Cognitive Data for Digitalization – The Neglected Variety Dimension
The Neglected Variety Dimension
The three classic dimensions of Big Data are volume, velocity and variety. While there has been much focus on addressing the volume and velocity dimensions, the variety dimension was rather neglected for some time (or tackled independently). However, meanwhile most use cases, where large amounts of data are available in a single well-structured data format are already exploited. The music plays now, where we have to aggregate and integrate large amounts of heterogeneous data from different sources – this is exactly the variety dimension. The Linked Data principles emphasizing the holistic identification, representation and linking allow us to address the variety dimension. As a result, similarly as we have with the Web a vast global information system, we can build with the Linked Data principles a vast global distributed data space (or efficiently integrate enterprise data). This is not only a vision, but has started and gains more and more traction as can be seen with the schema.org initiative, European or the International Data Spaces.
From Big Data to Cognitive Data
The three classic dimensions of Big Data are volume, velocity and variety. While there has been much focus on addressing the volume and velocity dimensions (e.g. with distributed data processing frameworks such as Hadoop, Spark, Flink), the variety dimension was rather neglected for some time. We have not only a variety of data formats – e.g. XML, CSV, JSON, relational data, graph data, … – but also data distributed in large value chains or departments in side a company, under different governance regimes, data models etc. etc. Often the data is distributed across dozens, hundreds or in some use cases even thousands of information systems.
The following figure demonstrates, that the breakthroughs in AI are mainly related to the data – while algorithms were devised early and are relatively old, only once suitable (training) data sets became available, we are able to exploit these AI algorithms.
Another important factor of course is computing power, which thanks to Moore’s law, allows us to efficiently process after every 4–5 years data being a magnitude larger than before.
In order to deal with the variety dimension, we need a lingua franca for data moderation, which allows to:
uniquely identify small data elements without a central identifier authority. This sounds like a small issue, but identifier clashes are probably the biggest challenge for data integration.
map from and to a large variety of data models, since there are and always will be a vast number of different specialized data representation and storage mechanisms (relational, graph, XML, JSON and so on and so forth).
allows distributed, modular data schema definition and incremental schema refinement.
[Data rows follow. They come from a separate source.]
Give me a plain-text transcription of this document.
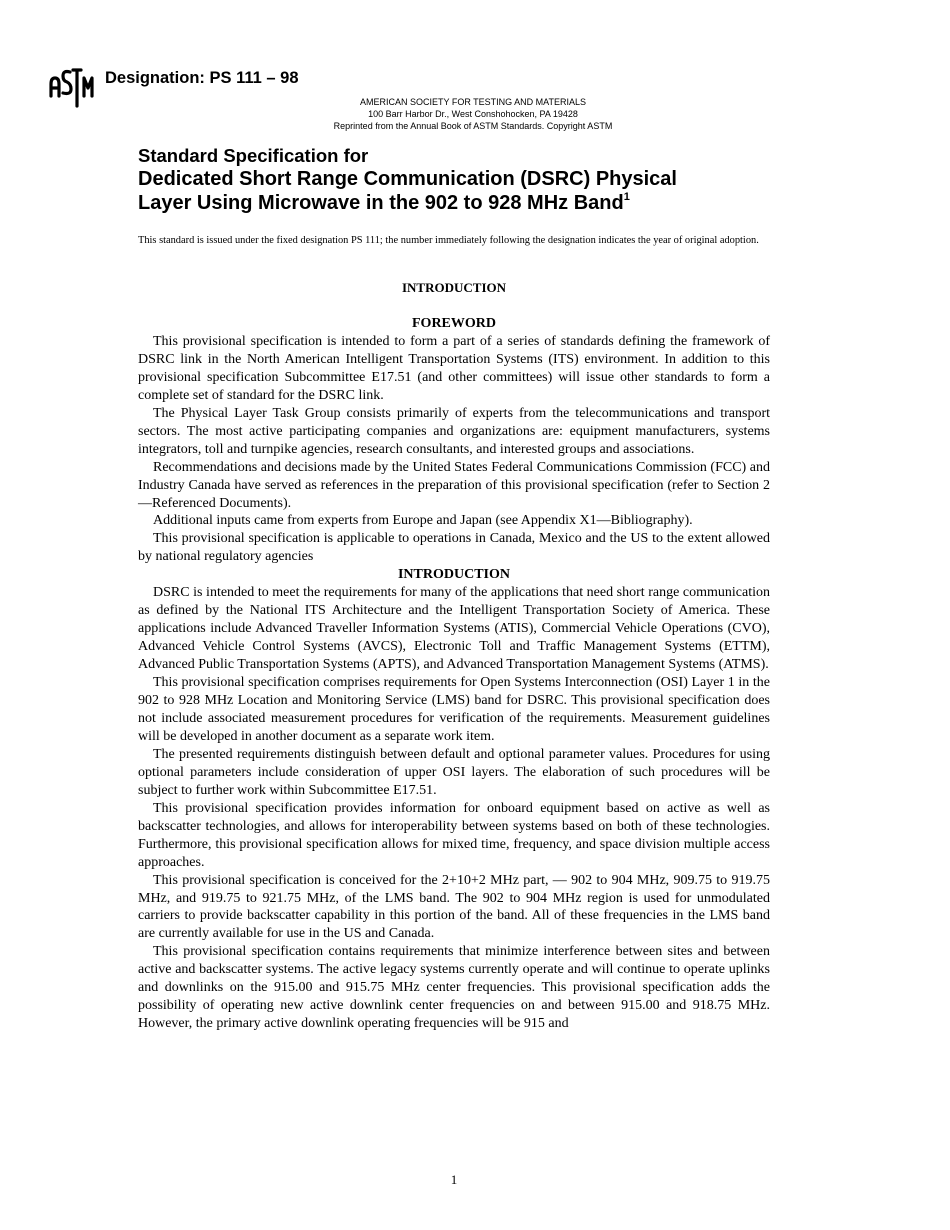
ASTM
Designation: PS 111 – 98
AMERICAN SOCIETY FOR TESTING AND MATERIALS
100 Barr Harbor Dr., West Conshohocken, PA 19428
Reprinted from the Annual Book of ASTM Standards. Copyright ASTM
Standard Specification for
Dedicated Short Range Communication (DSRC) Physical
Layer Using Microwave in the 902 to 928 MHz Band$^1$
This standard is issued under the fixed designation PS 111; the number immediately following the designation indicates the year of original adoption.
INTRODUCTION
FOREWORD

This provisional specification is intended to form a part of a series of standards defining the framework of DSRC link in the North American Intelligent Transportation Systems (ITS) environment. In addition to this provisional specification Subcommittee E17.51 (and other committees) will issue other standards to form a complete set of standard for the DSRC link.

The Physical Layer Task Group consists primarily of experts from the telecommunications and transport sectors. The most active participating companies and organizations are: equipment manufacturers, systems integrators, toll and turnpike agencies, research consultants, and interested groups and associations.

Recommendations and decisions made by the United States Federal Communications Commission (FCC) and Industry Canada have served as references in the preparation of this provisional specification (refer to Section 2—Referenced Documents).

Additional inputs came from experts from Europe and Japan (see Appendix X1—Bibliography).

This provisional specification is applicable to operations in Canada, Mexico and the US to the extent allowed by national regulatory agencies

INTRODUCTION

DSRC is intended to meet the requirements for many of the applications that need short range communication as defined by the National ITS Architecture and the Intelligent Transportation Society of America. These applications include Advanced Traveller Information Systems (ATIS), Commercial Vehicle Operations (CVO), Advanced Vehicle Control Systems (AVCS), Electronic Toll and Traffic Management Systems (ETTM), Advanced Public Transportation Systems (APTS), and Advanced Transportation Management Systems (ATMS).

This provisional specification comprises requirements for Open Systems Interconnection (OSI) Layer 1 in the 902 to 928 MHz Location and Monitoring Service (LMS) band for DSRC. This provisional specification does not include associated measurement procedures for verification of the requirements. Measurement guidelines will be developed in another document as a separate work item.

The presented requirements distinguish between default and optional parameter values. Procedures for using optional parameters include consideration of upper OSI layers. The elaboration of such procedures will be subject to further work within Subcommittee E17.51.

This provisional specification provides information for onboard equipment based on active as well as backscatter technologies, and allows for interoperability between systems based on both of these technologies. Furthermore, this provisional specification allows for mixed time, frequency, and space division multiple access approaches.

This provisional specification is conceived for the 2+10+2 MHz part, — 902 to 904 MHz, 909.75 to 919.75 MHz, and 919.75 to 921.75 MHz, of the LMS band. The 902 to 904 MHz region is used for unmodulated carriers to provide backscatter capability in this portion of the band. All of these frequencies in the LMS band are currently available for use in the US and Canada.

This provisional specification contains requirements that minimize interference between sites and between active and backscatter systems. The active legacy systems currently operate and will continue to operate uplinks and downlinks on the 915.00 and 915.75 MHz center frequencies. This provisional specification adds the possibility of operating new active downlink center frequencies on and between 915.00 and 918.75 MHz. However, the primary active downlink operating frequencies will be 915 and

1
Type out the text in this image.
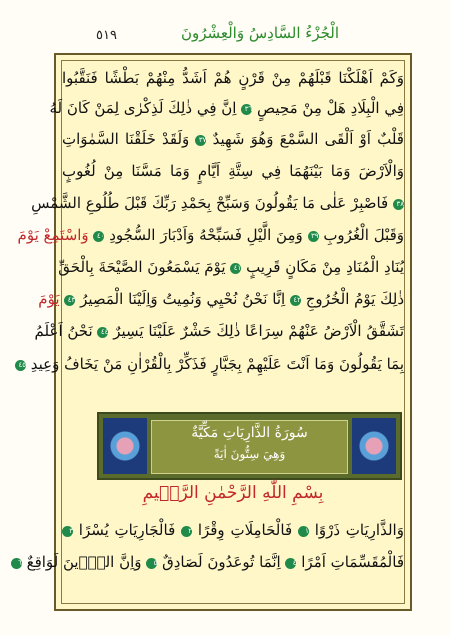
٥١٩	الْجُزْءُ السَّادِسُ وَالْعِشْرُونَ
وَكَمْ اَهْلَكْنَا قَبْلَهُمْ مِنْ قَرْنٍ هُمْ اَشَدُّ مِنْهُمْ بَطْشًا فَنَقَّبُوا
فِي الْبِلَادِ هَلْ مِنْ مَحِيصٍ ٣٦ اِنَّ فِي ذٰلِكَ لَذِكْرٰى لِمَنْ كَانَ لَهُ
قَلْبٌ اَوْ اَلْقَى السَّمْعَ وَهُوَ شَهِيدٌ ٣٧ وَلَقَدْ خَلَقْنَا السَّمٰوَاتِ
وَالْاَرْضَ وَمَا بَيْنَهُمَا فِي سِتَّةِ اَيَّامٍ وَمَا مَسَّنَا مِنْ لُغُوبٍ
٣٨ فَاصْبِرْ عَلٰى مَا يَقُولُونَ وَسَبِّحْ بِحَمْدِ رَبِّكَ قَبْلَ طُلُوعِ الشَّمْسِ
وَقَبْلَ الْغُرُوبِ ٣٩ وَمِنَ الَّيْلِ فَسَبِّحْهُ وَاَدْبَارَ السُّجُودِ ٤٠ وَاسْتَمِعْ يَوْمَ
يُنَادِ الْمُنَادِ مِنْ مَكَانٍ قَرِيبٍ ٤١ يَوْمَ يَسْمَعُونَ الصَّيْحَةَ بِالْحَقِّ
ذٰلِكَ يَوْمُ الْخُرُوجِ ٤٢ اِنَّا نَحْنُ نُحْيِي وَنُمِيتُ وَاِلَيْنَا الْمَصِيرُ ٤٣ يَوْمَ
تَشَقَّقُ الْاَرْضُ عَنْهُمْ سِرَاعًا ذٰلِكَ حَشْرٌ عَلَيْنَا يَسِيرٌ ٤٤ نَحْنُ اَعْلَمُ
بِمَا يَقُولُونَ وَمَا اَنْتَ عَلَيْهِمْ بِجَبَّارٍ فَذَكِّرْ بِالْقُرْاٰنِ مَنْ يَخَافُ وَعِيدِ ٤٥
سُورَةُ الذَّارِيَاتِ مَكِّيَّةٌ
وَهِيَ سِتُّونَ اٰيَةً
بِسْمِ اللّٰهِ الرَّحْمٰنِ الرَّح۪يمِ
وَالذَّارِيَاتِ ذَرْوًا ١ فَالْحَامِلَاتِ وِقْرًا ٢ فَالْجَارِيَاتِ يُسْرًا ٣
فَالْمُقَسِّمَاتِ اَمْرًا ٤ اِنَّمَا تُوعَدُونَ لَصَادِقٌ ٥ وَاِنَّ الدّ۪ينَ لَوَاقِعٌ ٦
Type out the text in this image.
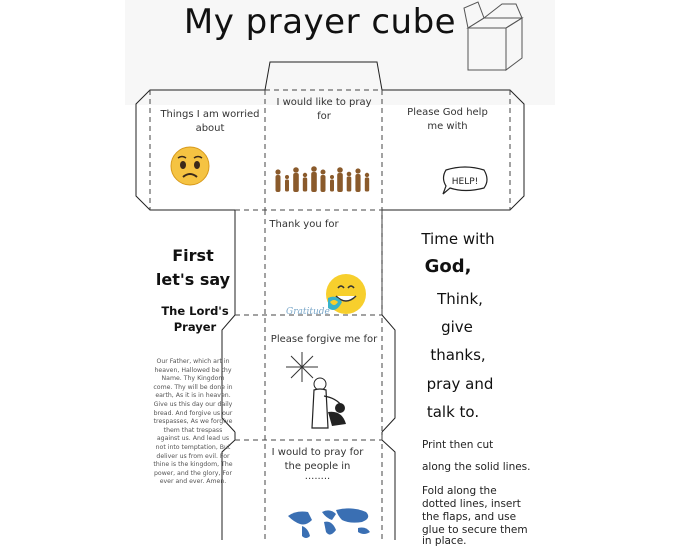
My prayer cube
Things I am worried about
I would like to pray for	Please God help me with
Thank you for
Please forgive me for
I would to pray for the people in
........
HELP!
Gratitude
First
let's say
The Lord's
Prayer
Our Father, which art in heaven, Hallowed be thy Name. Thy Kingdom come. Thy will be done in earth, As it is in heaven. Give us this day our daily bread. And forgive us our trespasses, As we forgive them that trespass against us. And lead us not into temptation, But deliver us from evil. For thine is the kingdom, The power, and the glory, For ever and ever. Amen.
Time with
God,
Think,
give
thanks,
pray and
talk to.
Print then cut
along the solid lines.
Fold along the
dotted lines, insert
the flaps, and use
glue to secure them
in place.
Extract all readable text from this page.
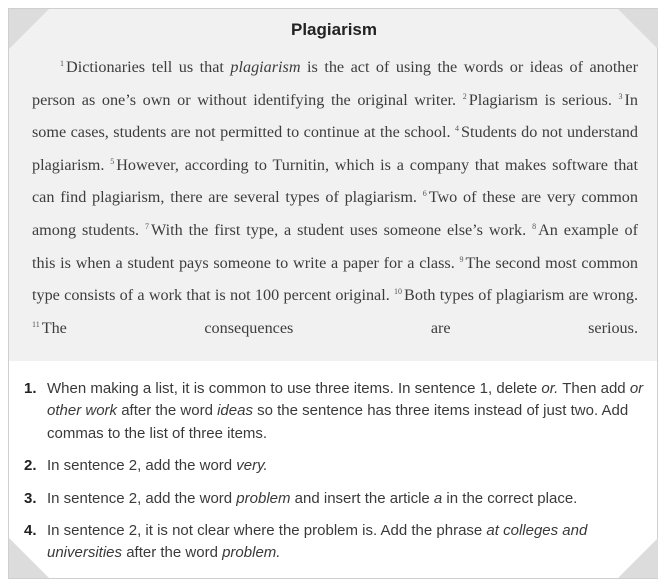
Plagiarism

$^1$ Dictionaries tell us that plagiarism is the act of using the words or ideas of another person as one’s own or without identifying the original writer. $^2$ Plagiarism is serious. $^3$ In some cases, students are not permitted to continue at the school. $^4$ Students do not understand plagiarism. $^5$ However, according to Turnitin, which is a company that makes software that can find plagiarism, there are several types of plagiarism. $^6$ Two of these are very common among students. $^7$ With the first type, a student uses someone else’s work. $^8$ An example of this is when a student pays someone to write a paper for a class. $^9$ The second most common type consists of a work that is not 100 percent original. $^{10}$ Both types of plagiarism are wrong. $^{11}$ The consequences are serious.

1. When making a list, it is common to use three items. In sentence 1, delete or. Then add or other work after the word ideas so the sentence has three items instead of just two. Add commas to the list of three items.
2. In sentence 2, add the word very.
3. In sentence 2, add the word problem and insert the article a in the correct place.
4. In sentence 2, it is not clear where the problem is. Add the phrase at colleges and universities after the word problem.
The power of agility and collaboration became meanwhile widely acknowledged, but we need to apply this for data and schema creation and evolution.
deal with schema and data in an integrated way, because what is a schema from one perspective turns out to be data from another one (think of a car product model – its an instance for the engineering department, but the schema for manufacturing).
allows to generate different perspectives on data, because data is often represented in a way suitable for a particular use case. If we want to exchange and aggregate data more widely, data needs to be represented more independently and flexibly thus abstracting from a particular use case.
Use Universal Resource Identifiers (URI) to identify the “things” in your data – URIs are almost the same as the URLs we use to identify and locate Web pages and allow us to retrieve and link an the global Web information space. We also do not need a central authority for coining the identifiers, but everyone can create his own URIs simply by using a domain name or Web space under his control as prefix. „Things“ refers here to any physical entity or abstract concept (e.g. products, organizations, locations and their properties/attributes etc.)
Use http:// URIs so people (and machines) can look them up on the web (or an intra/extranet) – an important aspect is that we can use the identifiers also for retrieving information about them. A nice side effect of this is that we can actually verify the provenance of information by retrieving the information about a particular resource from its original location. This helps to establish trust in the distributed global data space.
When a URI is looked up, return a description of the thing in the W3C Resource Description Format (RDF) – as we have a unified information representation technique on the Web with HTML, we need a similar mechanism for data. RDF is relatively simple and allows to represent data in a semantic way and to moderate between many different other data models (I will explain this in next weeks article).
Include links to related things – as we can link between web pages located on different servers or even different ends of the world, we can reuse and link to data items. This is a crucial aspect to reuse data and definitions instead of recreating them over and over again and thus establish a culture of data collaboration.
As a result, similarly as we have with the Web a vast global information system, we can build with these principles a vast global distributed data management system, where we can represent and link data across different information systems. This is not just a vision, but currently already stared to happen, some large scale examples include:
the schema.org initiative of the major search engines and Web commerce companies, which defined a vast vocabulary for structuring data on the Web (and is used already on a large and growing share of Web pages) and uses GitHub for collaboration on the vocabulary
Initiatives in the cultural heritage domain such as Europeana, where many thousands of memory organizations (libraries, archives, museums) integrate and link data describing the artifacts.